5 Unsolicited Comments About Becoming A Single Mom By Choice

by M.E.Leigh
Originally Published: 
single mom by choice
AleksandarNakic / iStock

It’s 1:30 a.m. I’m 30 weeks pregnant, and I can’t sleep. My baby has been digging for diamonds in my uterus for weeks, but I try to remain grateful that my insemination worked on the first try and I get to meet her soon. I’ve always felt that I was meant to be a mom, so when one relationship after another other failed miserably, I decided it was time to take a leap of faith, and have this baby alone—to become a single mom by choice. What I naively didn’t expect were the types of comments I would get for making that decision.

1. ‘Isn’t it unfair to make the decision for this child to have no father?’

I don’t usually answer questions with other questions, but how many mothers haven’t been able to make that choice and have ended up raising a child without a father? Of course I would have loved to build a family in a way that’s a little less alternative, but nowadays, a family can be made of two moms, two dads, and step-anythings. So why would a single parent family unit be an issue? My child won’t have a dad, but she will have a kick-ass gramps, two badass uncles by blood, and many other appointed uncles as strong male role models. It might not be ideal, but when I picture the kind of life she would have had with any of my exes as dads, I think raising her alone can’t be that unhealthy.

2. ‘I’m so sorry.’

This one I got from a few people. The implied sorry came from the look in friends’ eyes and on my brothers’ faces. I could tell they felt that it was a desperate move, a bittersweet suicide, me officially becoming a cynic. And as with every sorry, they felt like they must have failed at something for me to make such a radical and unusual decision, but they got over it quickly when they saw how excited I was getting.

More fun and surprising, two of my exes heard through the grapevine (yeah, okay, through Facebook friends!) that I got pregnant “alone” and both came to me with a weirdly similar apology. They went on and on about how I deserved to be happy *files nails*, how I should not have changed because of past experiences *yawn*, how it’s their fault for not treating me right *zzz*. Well guys, let me tell you: I am happy. I did not change. Kids were always at the top of my life goals list. I just got creative, and I didn’t really address the last self-absorbed comment. After all, they can feel guilty if they want to.

3. ‘OMG, you know what girls without dads end up like, right?’

Right! My plan has always been to raise a stripper from the get-go. You gotta love stereotypes. It would be fun to conduct research and interview “exotic dancers” to see how many ended up making that life choice because of an absent father. The main distinction between a dad walking away and not having one (or rather, having only a donor, a biological father) is pretty simple: My daughter will grow up knowing no one left her, but that a nice man generously contributed to her being born, like a present to me.

I will raise her to know I wanted her so much, but I couldn’t find a good enough daddy for her—maybe we can even find someone along the way. This never sounds as positive when a father has dropped out of the picture, and to me, that’s all the difference. In a way that’s kind of like growing up without siblings, she won’t be missing what she doesn’t know. But it doesn’t mean she won’t find paternal relationships with the other men in her life.

4. ‘You have no idea what you are in for!’

So very true. I have no clue. But who does? I spend way too much time on baby forums, and from what I read, whether you are a first-time mom or a “been there, done that” mom; in a relationship or a marriage; have a wealthy family or a crumbling one; what all these pregnant ladies have in common is that they are all winging it. And I will admit, I’ve gone through life winging it, and so far I’ve managed OK.

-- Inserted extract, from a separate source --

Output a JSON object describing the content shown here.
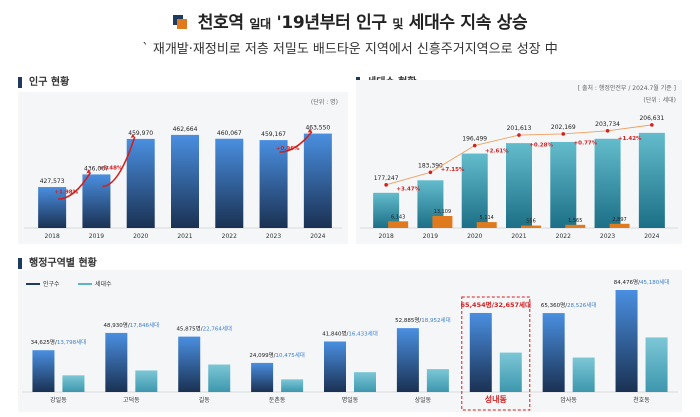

We plan, we budget, we envision, we make lists, and we gather all the information we can, but really—truly!—do we know what we are doing and where we are going? No. So dear married friend with kids, nice attempt at trying to throw me off my happy road toward becoming a single mom, but I actually think being able to pick my daughter’s name, work on her sleep schedule, decide what foods to feed her, and what school to enroll her in without having to consult anyone sounds quite appealing. I will struggle (I’m not in denial), but plenty of women have done it on the spot, without being given a chance to prepare mentally and financially. Because I have the chance and this is a conscious decision I’ve been planning for years, I believe I can do this, and I will.

5. ‘Ha! Good! You’ve been talking about having kids for so long.’

Before I told my dad I was going to embark on this crazy journey, it took me days to get ready, to pick the words I would use to explain it all and imagining the disappointment he would feel. Before starting, I asked him not to comment right away, because I never thought he could give me his approval so immediately and unconditionally. I didn’t think I needed it either, but of all the surprising unsolicited comments I got, his was my favorite.

So why am I sitting here writing this in the middle of the night? Because the pregnancy alone has slowly turned me into a more assertive woman who can brush off insensitive and undesired comments, and I think those are skills I’m going to need in the years to come: when my daughter starts asking questions, when I have to fill out official documents and leave the “father” sections blank, and when I get the eye from people who just don’t get it. I’m writing this as a reminder to myself: I know why I’m doing this. In the end, others’ opinions don’t matter that much, and this is a battle I chose to fight so I can become a mother.